Дни моей жизни
Шрифт:
12 июля. Мне вспоминается сын Берии — красивый, точно фарфоровый, холеный, молчаливый, надменный, спокойный; я видел его 29 марта, у Надежды Алексеевны на поминках по Горькому. Тамара Влад, (жена Всеволода) подняла тогда бокал за «внуков Горького» — то есть за Берию и мужа Дарьи. Что теперь с его надменностью, холеностью, спокойствием? Где он? Говорят, Марфа беременна.
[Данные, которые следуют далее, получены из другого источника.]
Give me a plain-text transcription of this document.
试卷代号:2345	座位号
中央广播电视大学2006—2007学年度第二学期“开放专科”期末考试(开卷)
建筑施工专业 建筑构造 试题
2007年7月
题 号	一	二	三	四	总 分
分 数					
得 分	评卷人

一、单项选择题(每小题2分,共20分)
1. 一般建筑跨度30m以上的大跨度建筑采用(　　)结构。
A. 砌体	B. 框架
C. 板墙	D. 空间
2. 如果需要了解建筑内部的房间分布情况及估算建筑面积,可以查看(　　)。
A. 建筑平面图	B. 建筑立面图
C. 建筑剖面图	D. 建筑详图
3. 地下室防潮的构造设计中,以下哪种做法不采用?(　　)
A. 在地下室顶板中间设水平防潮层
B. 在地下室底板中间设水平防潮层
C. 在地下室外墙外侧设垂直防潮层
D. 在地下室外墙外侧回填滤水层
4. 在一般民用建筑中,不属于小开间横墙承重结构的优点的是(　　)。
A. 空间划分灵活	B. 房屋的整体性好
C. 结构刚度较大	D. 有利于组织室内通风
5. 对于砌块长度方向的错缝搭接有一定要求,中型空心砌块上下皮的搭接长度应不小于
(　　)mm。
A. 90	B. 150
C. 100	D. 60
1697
Говорят, Катерина Павловна тщетно пытается к ней дозвониться{2}. Дикая судьба у горьковского дома: от Ягоды до Берии — почему их так влечет к гэпэушникам такого растленного образа мыслей, к карьеристам, перерожденцам, мазурикам? Почему такие милые — простодушные — женщины, как Катерина Павловна и Надежда Алексеевна, — втянуты в эту кровь?
С 18
13 октября. В Детгизе корректура моих «Сказок» — как жаль, что там нет наиболее оригинальной моей сказки — «Бибигон». Я недавно отыскал ее и прочитал сызнова — как новую. Вот старость! — не помнил из нее ни одного стиха. Все забыл. И читал ее так, словно она чья-то чужая. За что истребили ее, неизвестно. Если бы ее написал иностранец и ее перевели бы на русский язык, все печатали бы ее с удовольствием.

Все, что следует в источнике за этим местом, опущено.